In her daily work in one of the nation's poorest states (which she asked Financial Planning not to identify), she worked one-on-one with as many as 400 soldiers a month, and thinks she helped many make life-altering financial progress.

However, over a nine-month period in 2012 and 2013, she worked with 11 soldiers who eventually killed themselves. She says financial factors played a part in their demise.

One she described was a young man whose income plunged to less than $15,000 a year from $40,000 when he left the service and was let go by a civilian employer who feared he would depart on future deployments. Another was a 38-year-old father of three young children. She helped save his house from foreclosure by invoking laws that protect military members' homes. But after receiving a robocall from his bank informing him, erroneously, that his home would be foreclosed on the next day, she says he killed himself within hours.

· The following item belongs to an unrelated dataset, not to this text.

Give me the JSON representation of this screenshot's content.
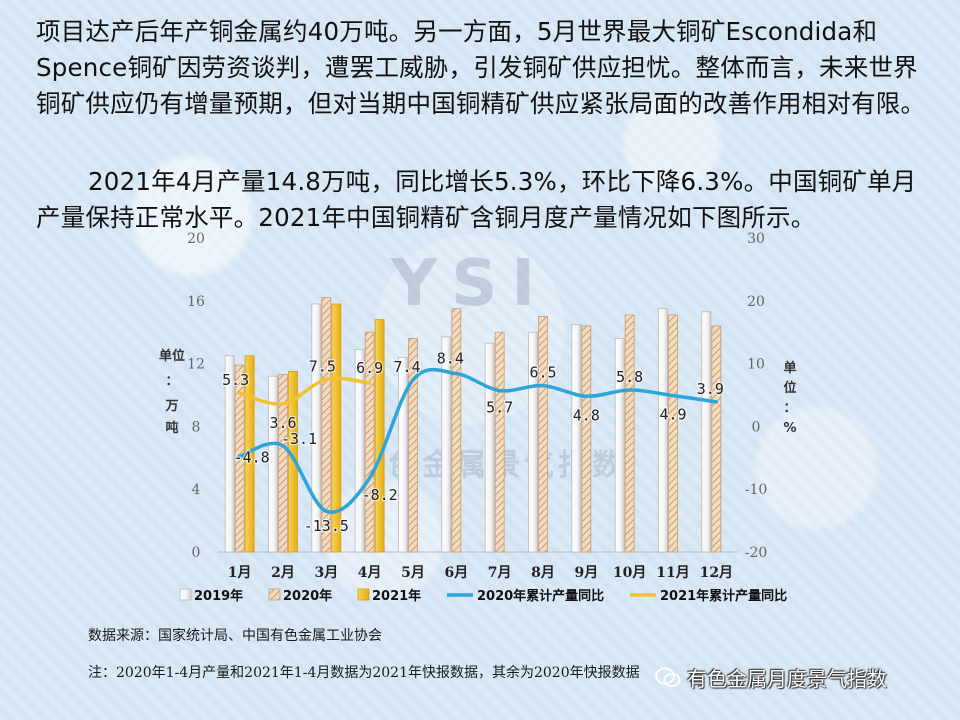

By following protocol, the planner says she lost contact with these soldiers before each committed suicide — possibly severing an important lifeline.

As with their civilian clients, more soldiers and veterans could come away from planning sessions with a sense of relief and well-being, planners say.

"Just having light shed on the numbers is very empowering," says Kate Fries, a San Diego planner who has worked with military clients. "It's like, 'I see the monster in the corner and it's really the coat rack.'"

A soldier who recently met with New Jersey-based military planner Dylan Ross of the Garrett Planning Network believed it would take 17 years to pay off his debts, Ross says. After Ross showed him he could do it in 17 months, the man's relief was palpable. The military could play a leadership role in promoting the value of financial planning in overall health, Purdon adds. "If they had a strong enough program," she says, "there would be a ripple effect."

HELPING OTHERS
After working with Chapman, Stevens began talking openly about his close call with suicide. Before leaving the military, he served in a pilot suicide prevention program available on many bases around the country. He and six others focused on rushing to the aid of imminent suicide risks.

Newly empowered with a clear understanding of how to argue — and win — with creditors, Stevens, who's now managing a sweetFrog yogurt shop in Alexandria, Va., says he began guiding other soldiers on negotiating mounting debt. He estimates he's helped more than a dozen soldiers retain their security clearances.

"It works both ways," Stevens says. "We are a big family and we are taught to help each other."